Case Study: Integrating Scheduled Events into a Decentralized Database Deployment
Published Apr 26 2023 12:20 PM 3,937 Views

This case study focuses on Contoso, an Azure customer who uses Cassandra DB along with scheduled events to power their highly available internal and customer-facing applications. It will cover a brief background on the customer, scheduled events, and Cassandra DB before discussing how Contoso uses scheduled events to keep their application running. The case study will finish by covering important topics to keep in mind while integrating scheduled events into your own application. The hope is that developers and administrators can learn from the experiences of Contoso and successfully use scheduled events in your own application deployments.

Background on the Customer:

Contoso is a multi-national organization with thousands of employees around the world as well as a large number of partners who must integrate seamlessly with their operations.
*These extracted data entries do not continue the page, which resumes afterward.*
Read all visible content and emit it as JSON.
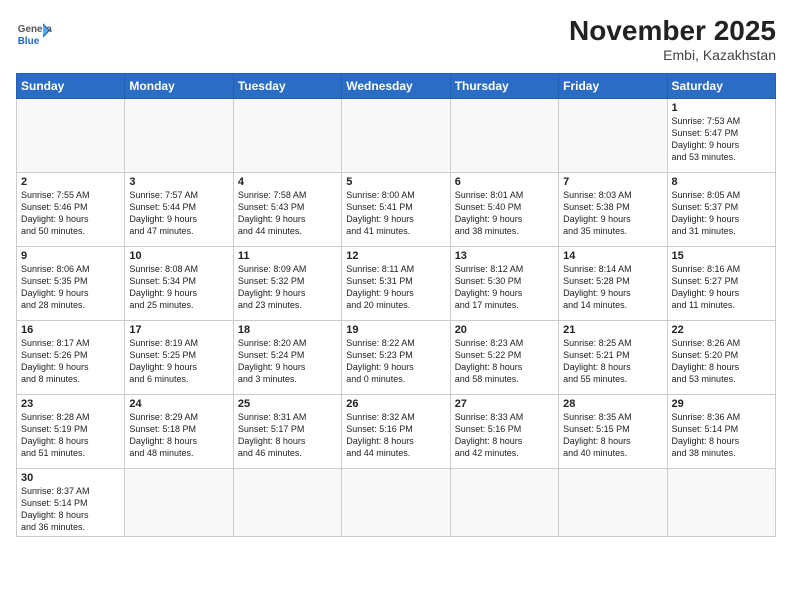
{
  "logo": {
    "line1": "General",
    "line2": "Blue"
  },
  "title": "November 2025",
  "location": "Embi, Kazakhstan",
  "weekdays": [
    "Sunday",
    "Monday",
    "Tuesday",
    "Wednesday",
    "Thursday",
    "Friday",
    "Saturday"
  ],
  "weeks": [
    [
      {
        "day": "",
        "info": ""
      },
      {
        "day": "",
        "info": ""
      },
      {
        "day": "",
        "info": ""
      },
      {
        "day": "",
        "info": ""
      },
      {
        "day": "",
        "info": ""
      },
      {
        "day": "",
        "info": ""
      },
      {
        "day": "1",
        "info": "Sunrise: 7:53 AM\nSunset: 5:47 PM\nDaylight: 9 hours\nand 53 minutes."
      }
    ],
    [
      {
        "day": "2",
        "info": "Sunrise: 7:55 AM\nSunset: 5:46 PM\nDaylight: 9 hours\nand 50 minutes."
      },
      {
        "day": "3",
        "info": "Sunrise: 7:57 AM\nSunset: 5:44 PM\nDaylight: 9 hours\nand 47 minutes."
      },
      {
        "day": "4",
        "info": "Sunrise: 7:58 AM\nSunset: 5:43 PM\nDaylight: 9 hours\nand 44 minutes."
      },
      {
        "day": "5",
        "info": "Sunrise: 8:00 AM\nSunset: 5:41 PM\nDaylight: 9 hours\nand 41 minutes."
      },
      {
        "day": "6",
        "info": "Sunrise: 8:01 AM\nSunset: 5:40 PM\nDaylight: 9 hours\nand 38 minutes."
      },
      {
        "day": "7",
        "info": "Sunrise: 8:03 AM\nSunset: 5:38 PM\nDaylight: 9 hours\nand 35 minutes."
      },
      {
        "day": "8",
        "info": "Sunrise: 8:05 AM\nSunset: 5:37 PM\nDaylight: 9 hours\nand 31 minutes."
      }
    ],
    [
      {
        "day": "9",
        "info": "Sunrise: 8:06 AM\nSunset: 5:35 PM\nDaylight: 9 hours\nand 28 minutes."
      },
      {
        "day": "10",
        "info": "Sunrise: 8:08 AM\nSunset: 5:34 PM\nDaylight: 9 hours\nand 25 minutes."
      },
      {
        "day": "11",
        "info": "Sunrise: 8:09 AM\nSunset: 5:32 PM\nDaylight: 9 hours\nand 23 minutes."
      },
      {
        "day": "12",
        "info": "Sunrise: 8:11 AM\nSunset: 5:31 PM\nDaylight: 9 hours\nand 20 minutes."
      },
      {
        "day": "13",
        "info": "Sunrise: 8:12 AM\nSunset: 5:30 PM\nDaylight: 9 hours\nand 17 minutes."
      },
      {
        "day": "14",
        "info": "Sunrise: 8:14 AM\nSunset: 5:28 PM\nDaylight: 9 hours\nand 14 minutes."
      },
      {
        "day": "15",
        "info": "Sunrise: 8:16 AM\nSunset: 5:27 PM\nDaylight: 9 hours\nand 11 minutes."
      }
    ],
    [
      {
        "day": "16",
        "info": "Sunrise: 8:17 AM\nSunset: 5:26 PM\nDaylight: 9 hours\nand 8 minutes."
      },
      {
        "day": "17",
        "info": "Sunrise: 8:19 AM\nSunset: 5:25 PM\nDaylight: 9 hours\nand 6 minutes."
      },
      {
        "day": "18",
        "info": "Sunrise: 8:20 AM\nSunset: 5:24 PM\nDaylight: 9 hours\nand 3 minutes."
      },
      {
        "day": "19",
        "info": "Sunrise: 8:22 AM\nSunset: 5:23 PM\nDaylight: 9 hours\nand 0 minutes."
      },
      {
        "day": "20",
        "info": "Sunrise: 8:23 AM\nSunset: 5:22 PM\nDaylight: 8 hours\nand 58 minutes."
      },
      {
        "day": "21",
        "info": "Sunrise: 8:25 AM\nSunset: 5:21 PM\nDaylight: 8 hours\nand 55 minutes."
      },
      {
        "day": "22",
        "info": "Sunrise: 8:26 AM\nSunset: 5:20 PM\nDaylight: 8 hours\nand 53 minutes."
      }
    ],
    [
      {
        "day": "23",
        "info": "Sunrise: 8:28 AM\nSunset: 5:19 PM\nDaylight: 8 hours\nand 51 minutes."
      },
      {
        "day": "24",
        "info": "Sunrise: 8:29 AM\nSunset: 5:18 PM\nDaylight: 8 hours\nand 48 minutes."
      },
      {
        "day": "25",
        "info": "Sunrise: 8:31 AM\nSunset: 5:17 PM\nDaylight: 8 hours\nand 46 minutes."
      },
      {
        "day": "26",
        "info": "Sunrise: 8:32 AM\nSunset: 5:16 PM\nDaylight: 8 hours\nand 44 minutes."
      },
      {
        "day": "27",
        "info": "Sunrise: 8:33 AM\nSunset: 5:16 PM\nDaylight: 8 hours\nand 42 minutes."
      },
      {
        "day": "28",
        "info": "Sunrise: 8:35 AM\nSunset: 5:15 PM\nDaylight: 8 hours\nand 40 minutes."
      },
      {
        "day": "29",
        "info": "Sunrise: 8:36 AM\nSunset: 5:14 PM\nDaylight: 8 hours\nand 38 minutes."
      }
    ],
    [
      {
        "day": "30",
        "info": "Sunrise: 8:37 AM\nSunset: 5:14 PM\nDaylight: 8 hours\nand 36 minutes."
      },
      {
        "day": "",
        "info": ""
      },
      {
        "day": "",
        "info": ""
      },
      {
        "day": "",
        "info": ""
      },
      {
        "day": "",
        "info": ""
      },
      {
        "day": "",
        "info": ""
      },
      {
        "day": "",
        "info": ""
      }
    ]
  ]
}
To assist their internal developer teams, the Contoso Cassandra team provides an internal only PaaS service to other developers in the organization along based on Azure’s IaaS offerings along with their own datacenters.
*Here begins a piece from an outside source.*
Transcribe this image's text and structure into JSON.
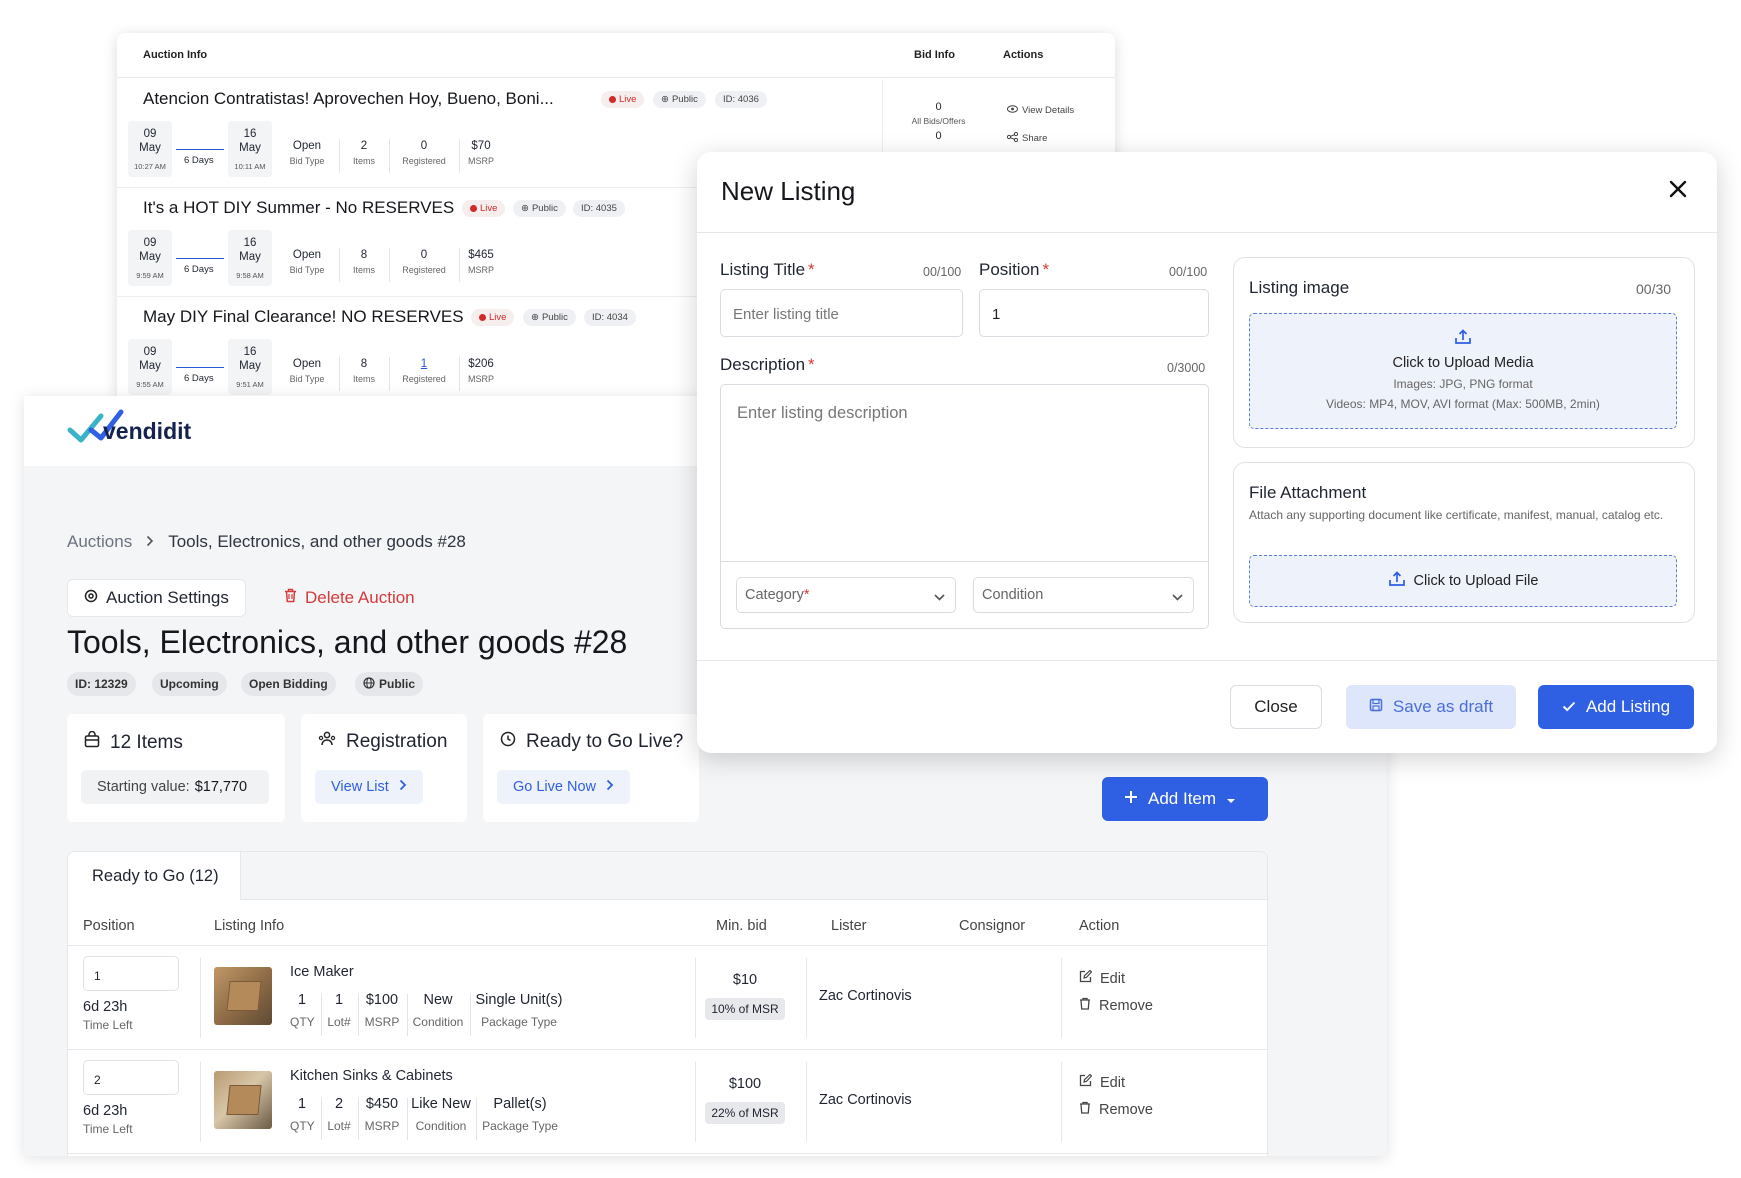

The key requirements that Contoso’s Cassandra DB team must meet are:

  • Highly available
  • Performant – sub-second latencies on all read requests
  • Highly scalable during peak times
  • Highly reliable

The Contoso team must also be able to create new instances on request from any internal team and scale out quickly to meet their needs. To meet all these requirements the Contoso Cassandra team needs an automated way to react to any changes in the underlying cloud environment and they use scheduled events to provide this information on Azure.


Azure Scheduled Events

Scheduled events provide advance notifications before Azure undertakes any impactful operation on your VM. This includes regularly scheduled maintenance, such as host updates, and unexpected operations due to degraded host hardware. By listening for scheduled events, Azure IaaS customers can provide high availability services to their customer by preparing their workload before any impactful operations by the platform.  
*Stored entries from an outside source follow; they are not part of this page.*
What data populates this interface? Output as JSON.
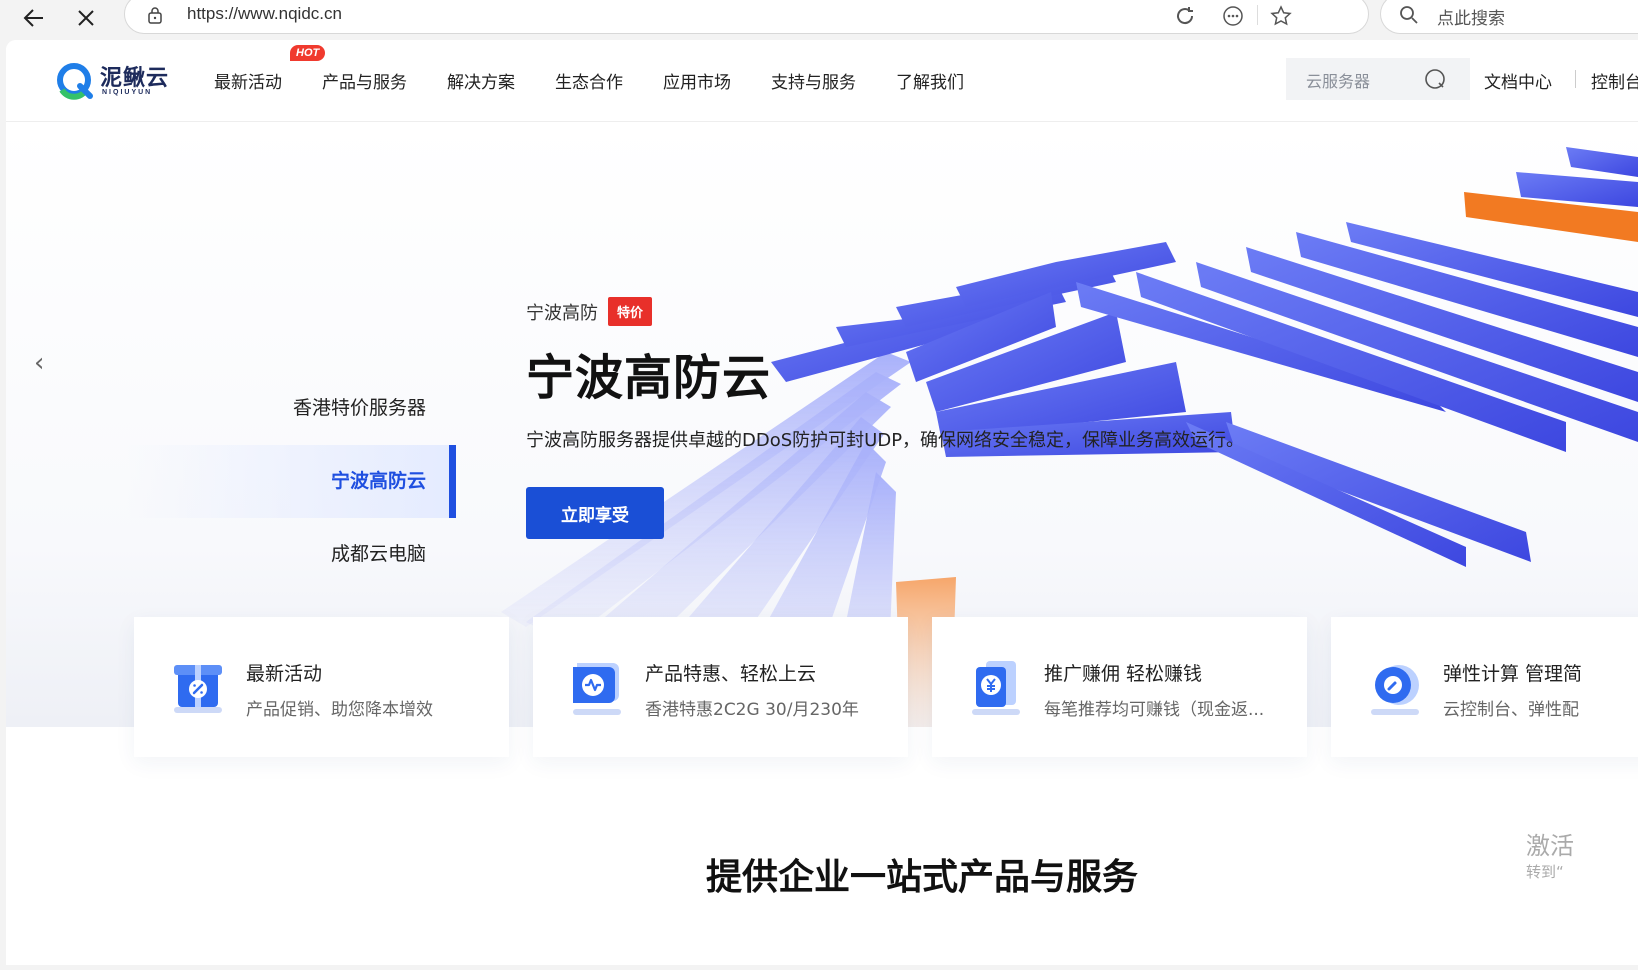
{
  "browser": {
    "url": "https://www.nqidc.cn",
    "search_placeholder": "点此搜索"
  },
  "header": {
    "logo_text": "泥鳅云",
    "logo_sub": "NIQIUYUN",
    "nav": [
      {
        "label": "最新活动",
        "badge": "HOT"
      },
      {
        "label": "产品与服务"
      },
      {
        "label": "解决方案"
      },
      {
        "label": "生态合作"
      },
      {
        "label": "应用市场"
      },
      {
        "label": "支持与服务"
      },
      {
        "label": "了解我们"
      }
    ],
    "search_placeholder": "云服务器",
    "docs_link": "文档中心",
    "console_link": "控制台"
  },
  "hero": {
    "tabs": [
      "香港特价服务器",
      "宁波高防云",
      "成都云电脑"
    ],
    "active_tab": 1,
    "eyebrow": "宁波高防",
    "tag": "特价",
    "title": "宁波高防云",
    "description": "宁波高防服务器提供卓越的DDoS防护可封UDP，确保网络安全稳定，保障业务高效运行。",
    "cta": "立即享受",
    "slides_count": 3
  },
  "cards": [
    {
      "title": "最新活动",
      "sub": "产品促销、助您降本增效",
      "icon": "gift-icon"
    },
    {
      "title": "产品特惠、轻松上云",
      "sub": "香港特惠2C2G 30/月230年",
      "icon": "monitor-icon"
    },
    {
      "title": "推广赚佣 轻松赚钱",
      "sub": "每笔推荐均可赚钱（现金返...",
      "icon": "yuan-doc-icon"
    },
    {
      "title": "弹性计算 管理简",
      "sub": "云控制台、弹性配",
      "icon": "gear-wrench-icon"
    }
  ],
  "section_title": "提供企业一站式产品与服务",
  "watermark": {
    "line1": "激活",
    "line2": "转到“"
  },
  "colors": {
    "primary": "#1a4fd6",
    "hot": "#f03a2e",
    "tag": "#e8302a"
  }
}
In general, an impactful operation – also referred to as an impact – is any operation that makes an VM unavailable for normal operations. Common examples of impacts are freezes to the VM during a live migration, a reboot to the VM for a guest OS update, or the termination of a spot VM.  The type and estimated duration of any upcoming impact is included in the scheduled events payload to help guide your workload’s response to it.

Scheduled events can be retrieved by making a call to the Instance Metadata Service from within any VM hosted by Azure. The event will contain information about any upcoming or already started operations pending on your VM. The important fields for this case study are listed in the table below.



Document Incarnation

Integer that increases when the events array changes. Documents with the same incarnation contain the same event information, and the incarnation will be incremented when an event changes.


Globally unique identifier for this event.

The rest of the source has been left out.